Europe is juggling five simultaneous crises, all unforeseen shocks in different stages of development: refugees from Syria, eurozone periphery debt, a global economic downturn, Russia’s annexation of Crimea and its aftermath, and Volkswagen’s crimes and misdemeanours. [is there such a thing? i can’t find one]
Chaos theory’s favourite metaphor is the wing flap of a butterfly that sets off a tornado in another part of the world. An innocuous crisis trigger in Europe has been Angela Merkel’s principled decision to open up Germany to refugees from Syria. Most Germans greeted her decision with exuberance, but she did not prepare her country, and the rest of Europe, politically and logistically for what was to come. In Berlin and Hamburg the housing situation is so desperate that the authorities are preparing legislation to confiscate empty privately owned apartments and, in Hamburg, commercial properties too. There have been cases where local governments terminated rental contracts of tenants in social housing to give shelter to refugees.
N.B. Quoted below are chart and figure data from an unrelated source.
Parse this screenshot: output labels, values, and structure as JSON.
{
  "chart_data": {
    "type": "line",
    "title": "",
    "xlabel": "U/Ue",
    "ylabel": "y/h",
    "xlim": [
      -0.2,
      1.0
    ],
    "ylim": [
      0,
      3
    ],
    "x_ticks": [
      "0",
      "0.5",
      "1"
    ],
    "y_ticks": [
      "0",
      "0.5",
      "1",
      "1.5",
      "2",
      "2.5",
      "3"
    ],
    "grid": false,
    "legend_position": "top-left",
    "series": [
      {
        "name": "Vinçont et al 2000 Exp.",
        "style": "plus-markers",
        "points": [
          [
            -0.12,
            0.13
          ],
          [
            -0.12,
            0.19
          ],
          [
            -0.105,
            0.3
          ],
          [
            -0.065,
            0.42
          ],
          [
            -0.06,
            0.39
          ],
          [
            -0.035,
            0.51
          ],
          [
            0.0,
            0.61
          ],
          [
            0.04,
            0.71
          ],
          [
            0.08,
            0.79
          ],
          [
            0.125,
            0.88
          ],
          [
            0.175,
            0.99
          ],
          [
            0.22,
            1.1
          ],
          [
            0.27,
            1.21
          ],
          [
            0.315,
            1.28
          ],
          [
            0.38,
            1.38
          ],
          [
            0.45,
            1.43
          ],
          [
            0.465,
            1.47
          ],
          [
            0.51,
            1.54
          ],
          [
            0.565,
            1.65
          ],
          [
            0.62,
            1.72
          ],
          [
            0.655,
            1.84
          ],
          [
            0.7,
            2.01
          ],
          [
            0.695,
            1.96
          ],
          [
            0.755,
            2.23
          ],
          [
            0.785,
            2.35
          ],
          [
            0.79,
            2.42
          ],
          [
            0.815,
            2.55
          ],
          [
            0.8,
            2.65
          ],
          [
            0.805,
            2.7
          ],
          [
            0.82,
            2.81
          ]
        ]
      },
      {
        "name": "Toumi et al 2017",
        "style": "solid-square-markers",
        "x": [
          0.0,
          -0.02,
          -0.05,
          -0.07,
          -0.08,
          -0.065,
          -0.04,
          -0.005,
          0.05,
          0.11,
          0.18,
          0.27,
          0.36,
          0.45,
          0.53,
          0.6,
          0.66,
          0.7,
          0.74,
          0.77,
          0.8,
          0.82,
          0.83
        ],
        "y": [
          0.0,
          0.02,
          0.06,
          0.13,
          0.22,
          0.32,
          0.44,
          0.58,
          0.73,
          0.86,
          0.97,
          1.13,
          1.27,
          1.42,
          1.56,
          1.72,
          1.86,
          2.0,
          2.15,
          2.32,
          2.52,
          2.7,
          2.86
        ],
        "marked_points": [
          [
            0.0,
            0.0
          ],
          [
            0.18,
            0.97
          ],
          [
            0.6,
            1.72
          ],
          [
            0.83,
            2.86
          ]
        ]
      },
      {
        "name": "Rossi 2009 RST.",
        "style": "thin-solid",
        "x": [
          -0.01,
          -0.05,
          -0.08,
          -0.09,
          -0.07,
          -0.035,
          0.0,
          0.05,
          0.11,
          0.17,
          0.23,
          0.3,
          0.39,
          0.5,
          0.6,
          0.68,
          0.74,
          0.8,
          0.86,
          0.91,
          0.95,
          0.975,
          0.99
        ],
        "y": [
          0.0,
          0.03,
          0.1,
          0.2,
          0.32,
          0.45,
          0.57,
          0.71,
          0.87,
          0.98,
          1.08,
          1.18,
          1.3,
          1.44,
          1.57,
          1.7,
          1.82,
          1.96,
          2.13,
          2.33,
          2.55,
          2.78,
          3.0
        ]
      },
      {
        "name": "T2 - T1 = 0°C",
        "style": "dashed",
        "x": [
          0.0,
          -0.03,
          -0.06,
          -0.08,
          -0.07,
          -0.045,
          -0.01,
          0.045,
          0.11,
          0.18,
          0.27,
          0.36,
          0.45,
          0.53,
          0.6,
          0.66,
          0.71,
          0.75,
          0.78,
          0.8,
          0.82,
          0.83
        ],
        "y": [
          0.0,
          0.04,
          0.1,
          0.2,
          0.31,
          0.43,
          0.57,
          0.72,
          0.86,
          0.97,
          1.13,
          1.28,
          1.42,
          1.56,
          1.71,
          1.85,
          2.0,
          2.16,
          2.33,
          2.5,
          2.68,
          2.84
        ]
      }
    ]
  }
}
When the public sector behaves this way, xenophobia is only nanoseconds away.
No one in Germany is quicker to notice a shift in the public mood than Horst Seehofer, leader of the CSU, the conservative Bavarian sister party to Ms Merkel’s Christian Democrats. He says Germany will be paying for the consequences of Ms Merkel’s policies for a long time. The chancellor’s once gravity-defying approval ratings have recently come down.